Elle voulut aussi se faire biographe d’elle-même. Ce que le siècle m’a dit, qu’elle publie en 1997, est sous-titré, Mémoires. Nous mesurons mieux aujourd’hui, ce qu’elle a voulu recomposer, peut-être en s’inspirant du « roman-vrai » de sa jeunesse que sont les Années passions, pour revenir sur l’histoire de sa vie qui tient en partie à la force et aux pouvoirs de son imagination, vie qu’elle voulait, en romancière, faire échapper à la banalité et aux habitudes du quotidien.

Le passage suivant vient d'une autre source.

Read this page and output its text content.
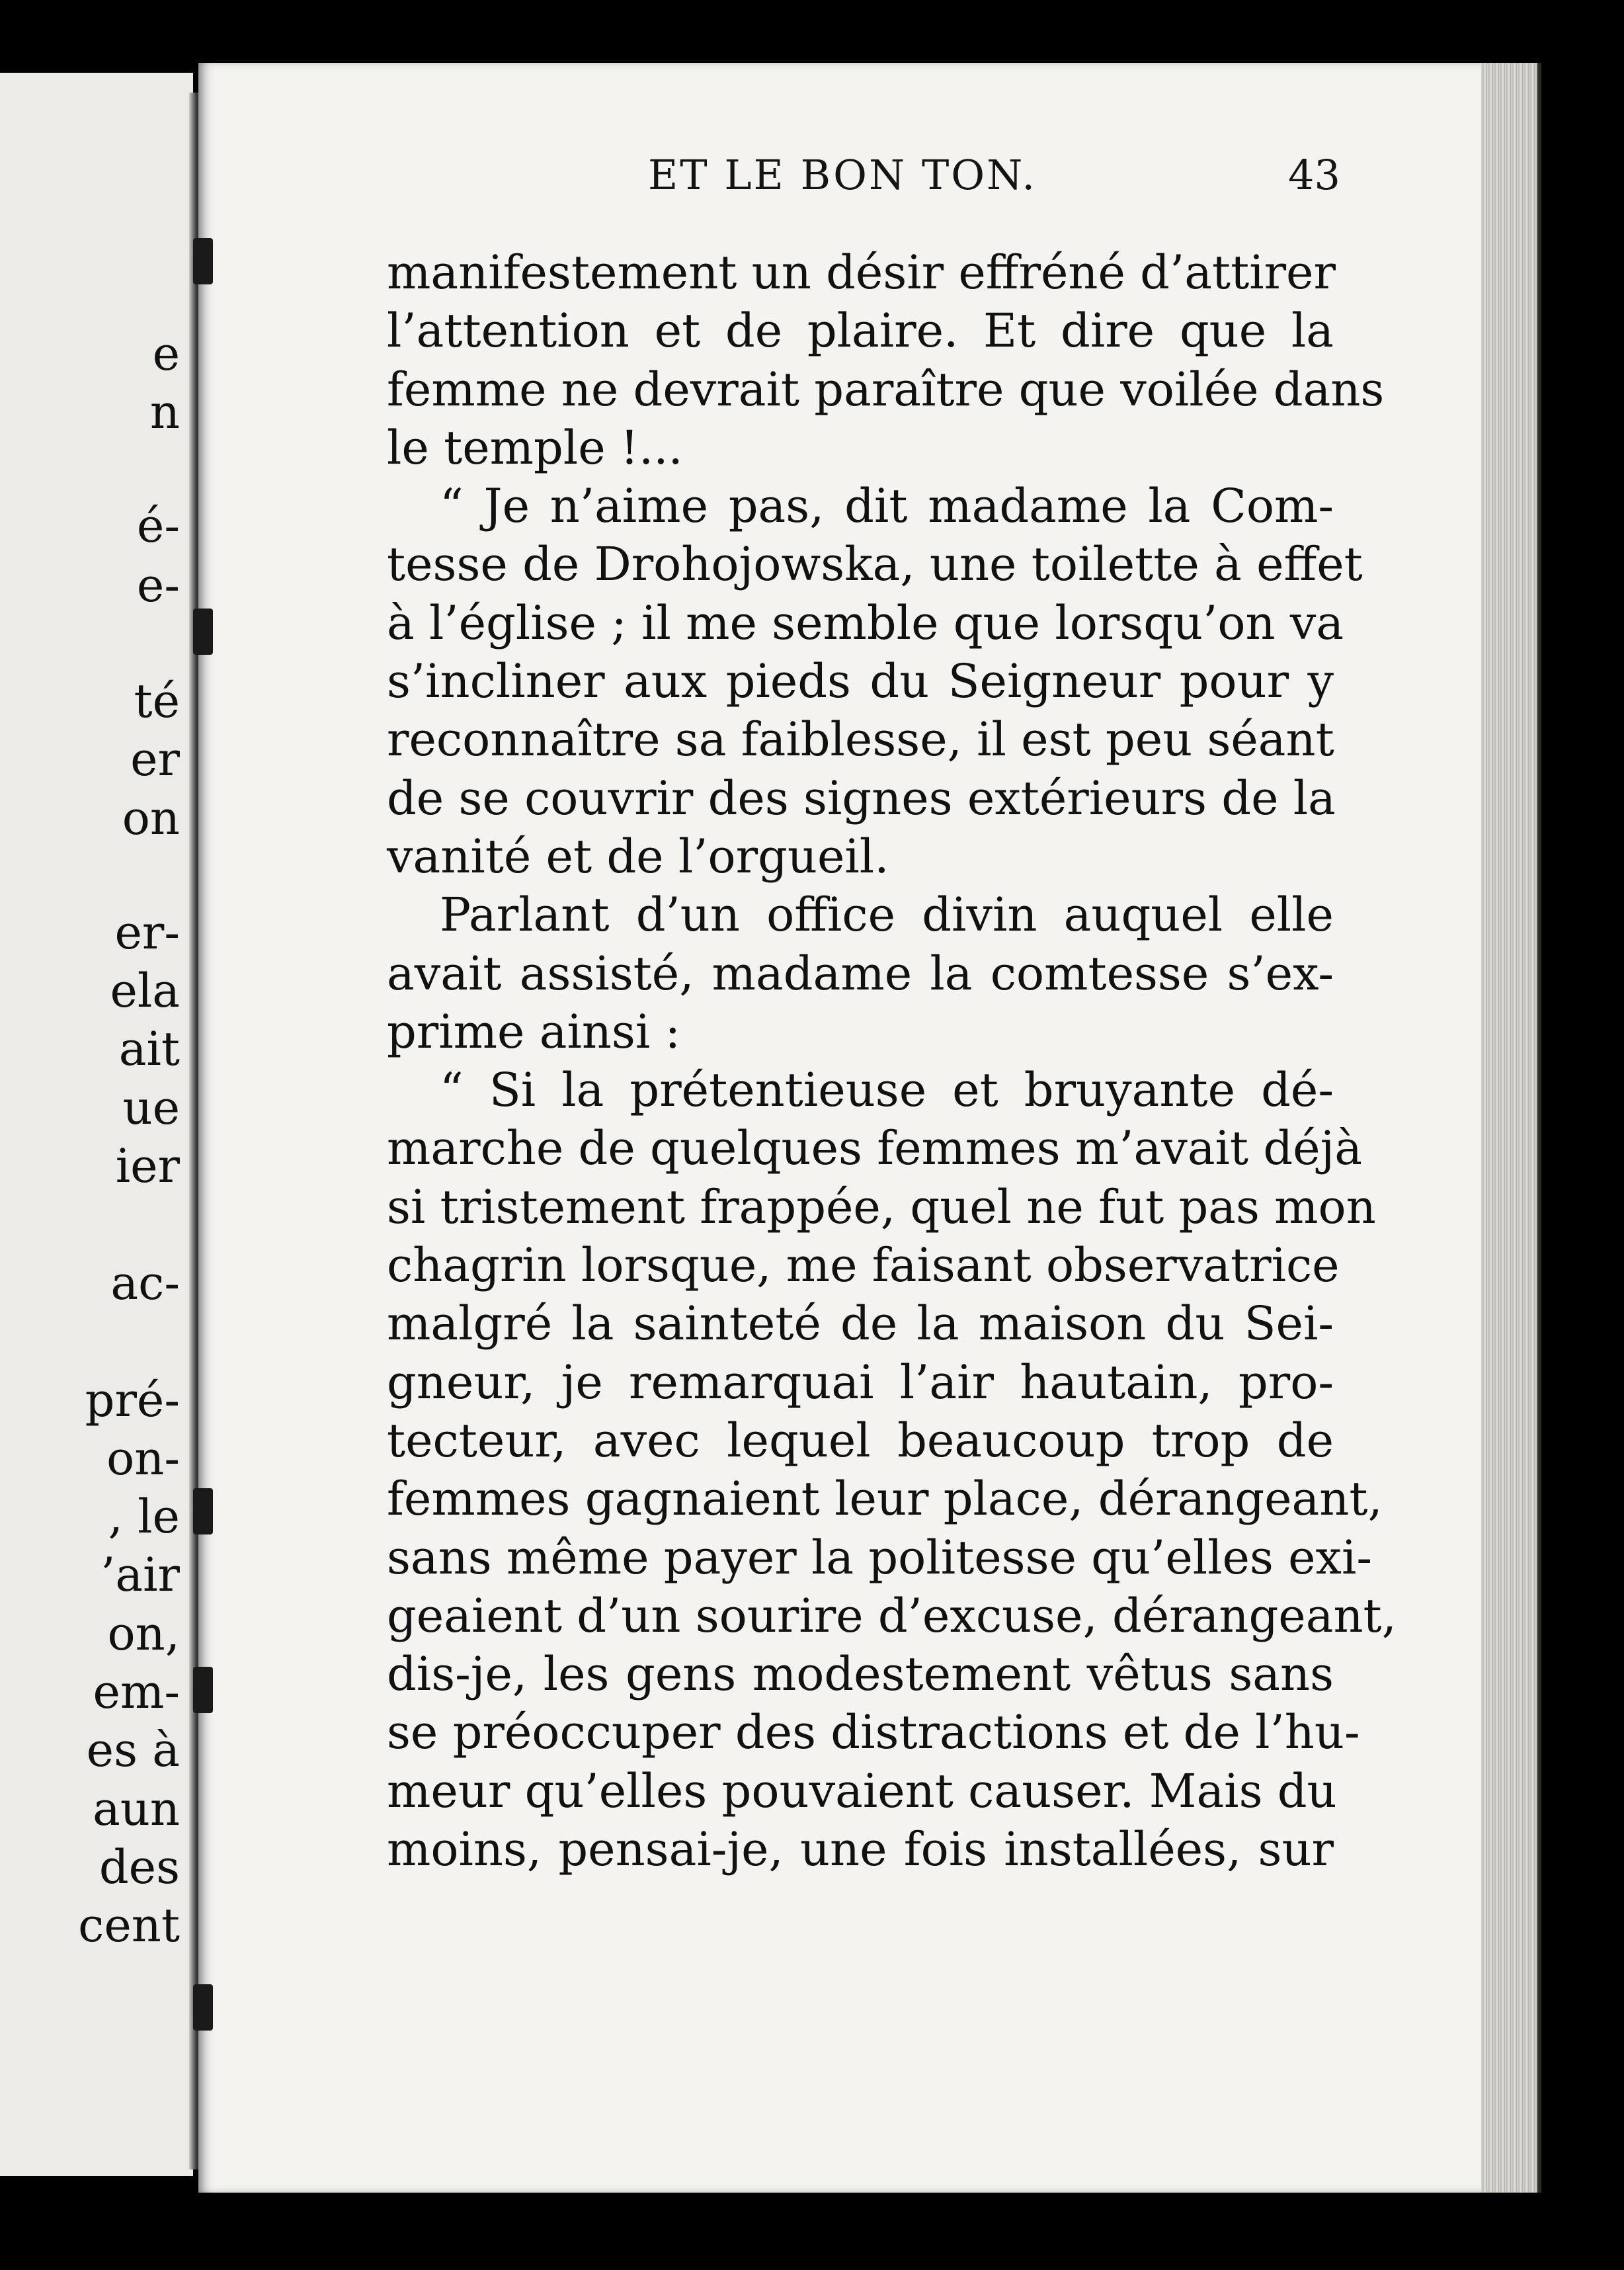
e
n
é-
e-
té
er
on
er-
ela
ait
ue
ier
ac-
pré-
on-
, le
’air
on,
em-
es à
aun
des
cent
ET LE BON TON.	43
manifestement un désir effréné d’attirer
l’attention et de plaire. Et dire que la
femme ne devrait paraître que voilée dans
le temple !...
“ Je n’aime pas, dit madame la Com-
tesse de Drohojowska, une toilette à effet
à l’église ; il me semble que lorsqu’on va
s’incliner aux pieds du Seigneur pour y
reconnaître sa faiblesse, il est peu séant
de se couvrir des signes extérieurs de la
vanité et de l’orgueil.
Parlant d’un office divin auquel elle
avait assisté, madame la comtesse s’ex-
prime ainsi :
“ Si la prétentieuse et bruyante dé-
marche de quelques femmes m’avait déjà
si tristement frappée, quel ne fut pas mon
chagrin lorsque, me faisant observatrice
malgré la sainteté de la maison du Sei-
gneur, je remarquai l’air hautain, pro-
tecteur, avec lequel beaucoup trop de
femmes gagnaient leur place, dérangeant,
sans même payer la politesse qu’elles exi-
geaient d’un sourire d’excuse, dérangeant,
dis-je, les gens modestement vêtus sans
se préoccuper des distractions et de l’hu-
meur qu’elles pouvaient causer. Mais du
moins, pensai-je, une fois installées, sur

Les Desanti vécurent leur amour de façon «sartrienne », c’est à dire en s’autorisant des amours hors mariage et sans se cacher. Ils racontent leurs expériences de vie dans La liberté nous aime encore, (publié chez Odile Jacob en 2001).Femme intelligente et généreuse, Dominique Desanti a gardé jusqu’à la mort son caractère bien affirmé, son attention délicate à l’autre et sa curiosité en éveil …
Et puis …

Le 31 janvier 1997 un arrêté du ministre des anciens combattants et victimes de guerre décide d'apposer la mention « Mort en déportation » sur les actes de décès de plus de 600 déportés dont les deux parents de Dominique. Leur noms sont également inscrits au mémorial de la Shoah à Paris et au mémorial de YadVashem. Le 5 juin de cette année 2014 a été apposée sur le fronton de la mairie d'Espalion en présence de Beate Klarsfeld et de la préfète de l'Aveyron une plaque rappelant les victimes juives des rafles nazies à Espalion : les noms des deux parents de Dominique y sont gravés.

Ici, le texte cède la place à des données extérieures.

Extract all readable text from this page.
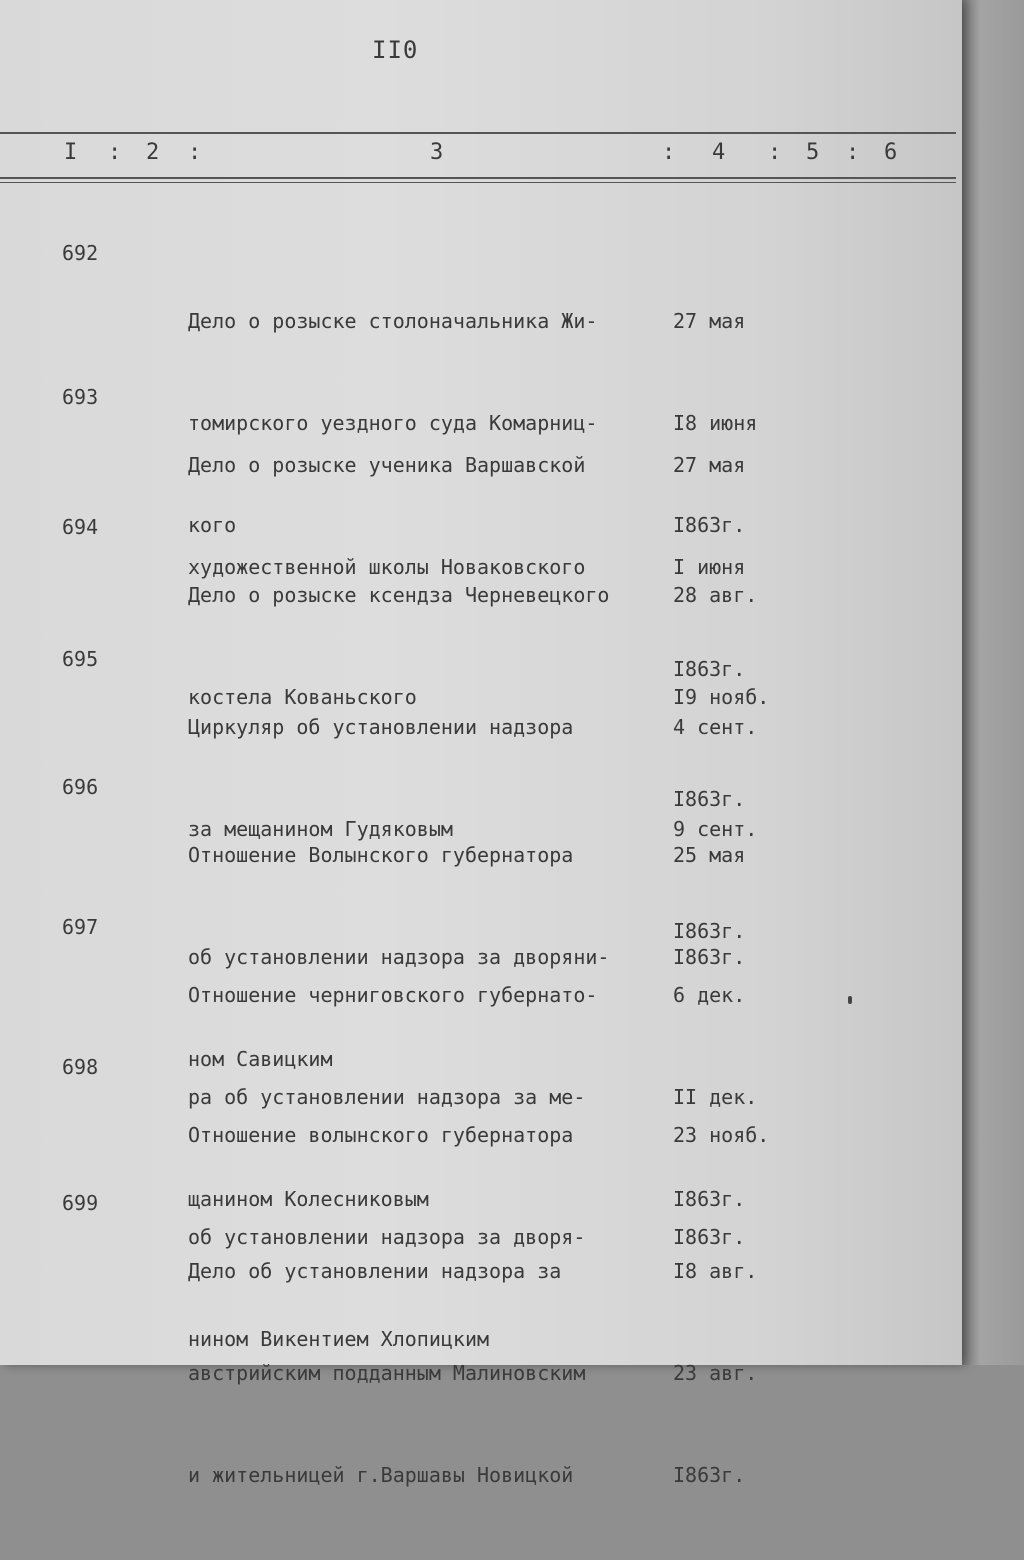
II0
I : 2 :	3	: 4 : 5 : 6

692

Дело о розыске столоначальника Жи-

томирского уездного суда Комарниц-

кого

27 мая

I8 июня

I863г.

693

Дело о розыске ученика Варшавской

художественной школы Новаковского

27 мая

I июня

I863г.

694

Дело о розыске ксендза Черневецкого

костела Кованьского

28 авг.

I9 нояб.

I863г.

695

Циркуляр об установлении надзора

за мещанином Гудяковым

4 сент.

9 сент.

I863г.

696

Отношение Волынского губернатора

об установлении надзора за дворяни-

ном Савицким

25 мая

I863г.

697

Отношение черниговского губернато-

ра об установлении надзора за ме-

щанином Колесниковым

6 дек.

II дек.

I863г.

698

Отношение волынского губернатора

об установлении надзора за дворя-

нином Викентием Хлопицким

23 нояб.

I863г.

699

Дело об установлении надзора за

австрийским подданным Малиновским

и жительницей г.Варшавы Новицкой

I8 авг.

23 авг.

I863г.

Dominique et son époux choisirent donc de « réaménager », ou plutôt de « romancer-vrai » la première partie de la vie d’Anne Persky. Elle raconte dans ses passionnantes mémoires, Ce que le Siècle m’a dit, paru chez Plon en 1997 (rééditées sous une version raccourcie en livre de poche Hachette), qu’elle avait été élevée par son père seul, lequel aurait été fusillé à Compiègne : elle occultait ainsi l’indicible horreur de la mort de ses parents. Les quelques premières pages de ses Mémoires –et uniquement celle concernant son enfance et ses parents- sont donc à relire à la lumière des faits établis.

On peut trouver sur le site de l’Association « Les amis de Dominique et Jean-Toussaint Desanti »une bibliographie de ses œuvres, ainsi que divers documents, dont une édition de son journal de 1931-1932.